Pelo que podemos constatar, o modelo exigido para os homens é praticamente impossível de ser atingido, por incluir fatores de ordem econômica, cultural e de personalidade. Estes padrões são também mencionados por Nolasco (2001), que, embora reconhecendo haver flexibilidade na forma como a masculinidade é vista em diferentes sociedades, sugere que para se tornar um homem de verdade é preciso ter os seguintes atributos: ser protetor, provedor, potente e viril, e nas culturas latinas, tem que ser um homem competitivo, vigoroso, que bebe muito e domina a mulher. O autor relata que “[...] a imagem ancestral do homem guerreiro e forte, aquele que dá a segurança a sua família e a sua comunidade, parece também que se encontra no substrato de muitas das percepções sobre o que é ser homem.” (p. 99).

E o pior é que comum a sociedade cobrar este padrão, apesar dos avanços ocorridos no que se refere às questões de gênero. Muitas vezes as mulheres têm as suas próprias fontes de sobrevivência e, mesmo assim, ficam à espera de um homem provedor, que lhes garanta a proteção, como se não fossem capazes de se sentirem seguras sem a presença de uma figura masculina.

Também Arent (1999, p. 121-122) comenta sobre o estilo de masculinidade predominante em muitas sociedades que se fundamenta no pressuposto de que o homem deve ser:

[...] forte, firme, seguro, autoconfiante, destemido, corajoso, ofensivo, provocador, agressivo, competitivo, dominador, líder, autoritário, intransigente, duro, frio, objetivo, racional, prático, independente, solitário, reservado, superficial, explorador, aventureiro, conquistador, capaz, vencedor, poderoso, ter vigor físico e sucesso financeiro, prover o sustento da família e ainda ser capaz de manter intensa atividade sexual.

Como foi comentado anteriormente, o modelo exigido para os homens é difícil de ser atingido, por tratar-se de níveis de exigências que nem sempre uma pessoa está apta a desempenhar, resultando em crises ou insatisfações. Tal referência, segundo Martinez (1997), é baseada numa ideologia dominante de matriz patriarcal e branca. Ou seja, não são somente as mulheres que sofrem discriminação, pois também outros homens que não se enquadram nos padrões aceitos pela sociedade sofrem preconceitos, por não corresponderem aos modelos estabelecidos pela cultura dominante.

No caso das mulheres, durante muito tempo houve o equívoco por se pensar que a igualdade entre homens e mulheres significava que elas tinham que seguir os modelos masculinos para serem reconhecidas no âmbito da vida pública da sociedade. Em relação a este assunto, Martinez (1997, p. 257-258) admite que:

As mulheres são diferentes dos homens, mas isso não é fundamento de hierarquia, nem discriminação. Simplesmente há que se conceber um mundo feito para homens e mulheres, e não um mundo em que as mulheres tenham que imitar os homens para serem admitidas na vida social.

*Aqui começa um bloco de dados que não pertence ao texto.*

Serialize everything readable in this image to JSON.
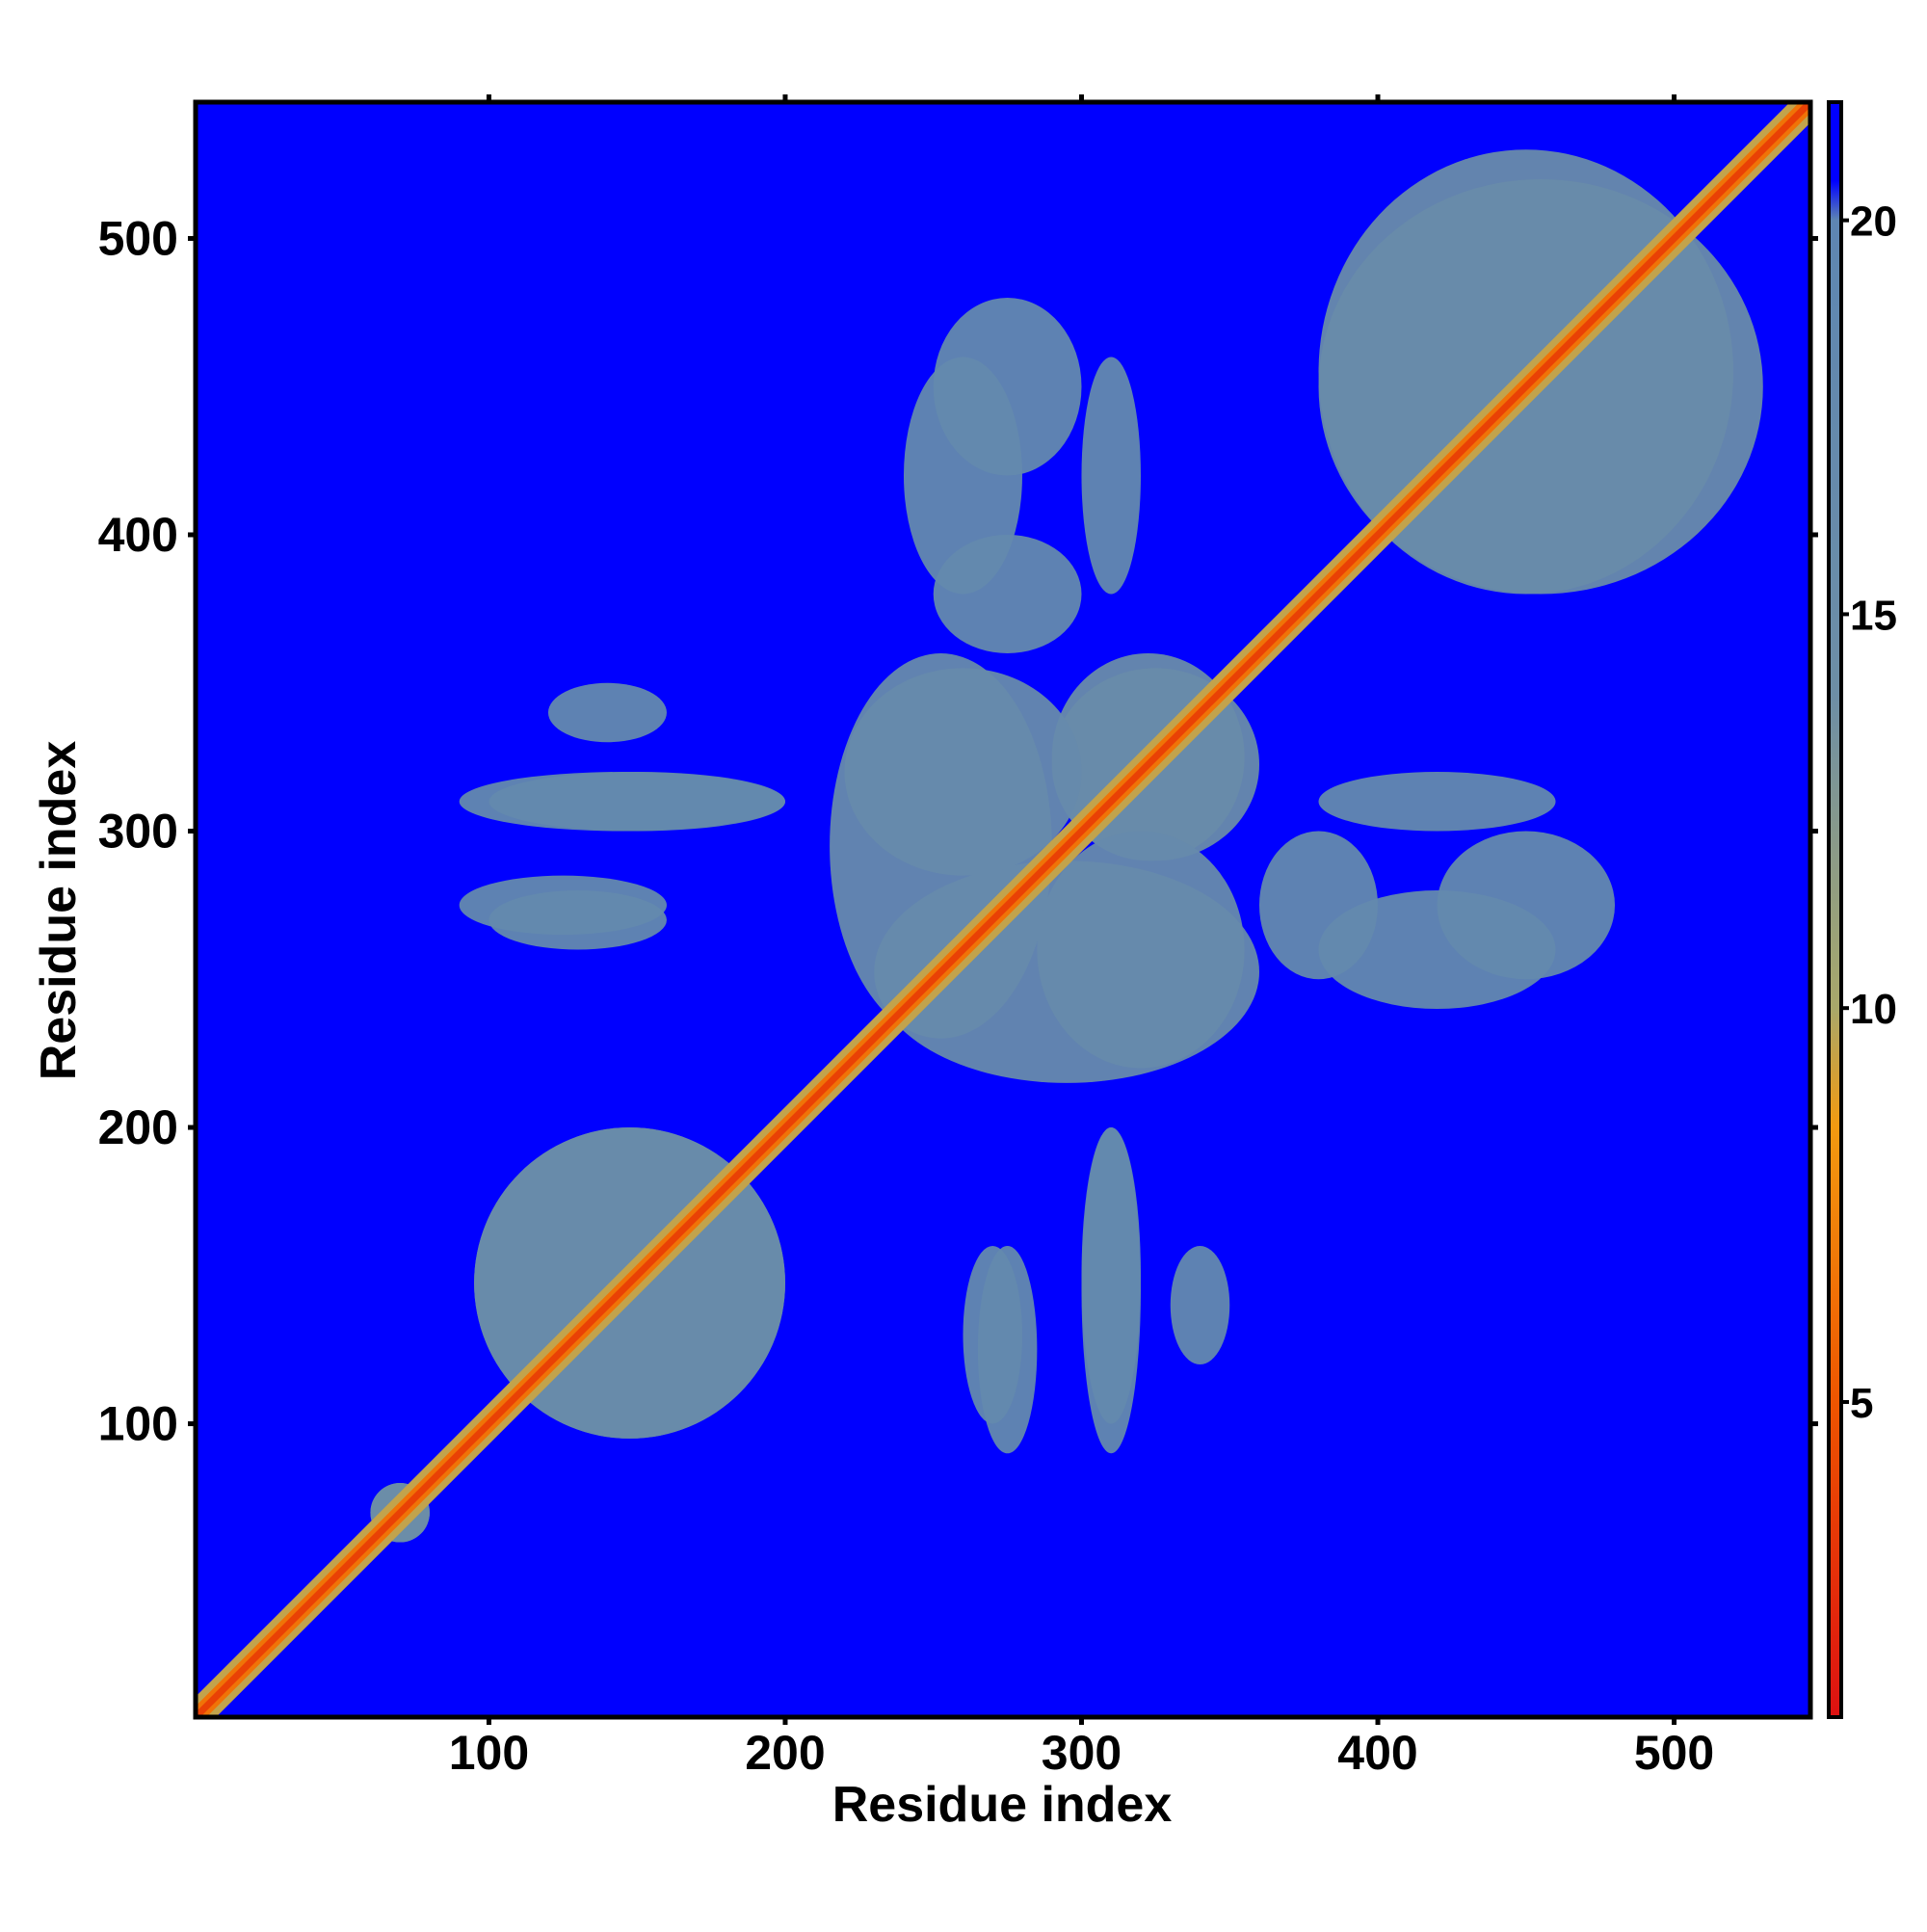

Em relação à vida social, a mulher foi gradativamente conquistando o seu espaço, apesar de que, no âmbito profissional, passou a desempenhar funções que tinham afinidade com as tarefas domésticas. É o caso, por exemplo, do magistério, espaço profissional que, ao

longo do tempo, foi estereotipado como sendo profissão feminina, devido ao processo de feminização do magistério.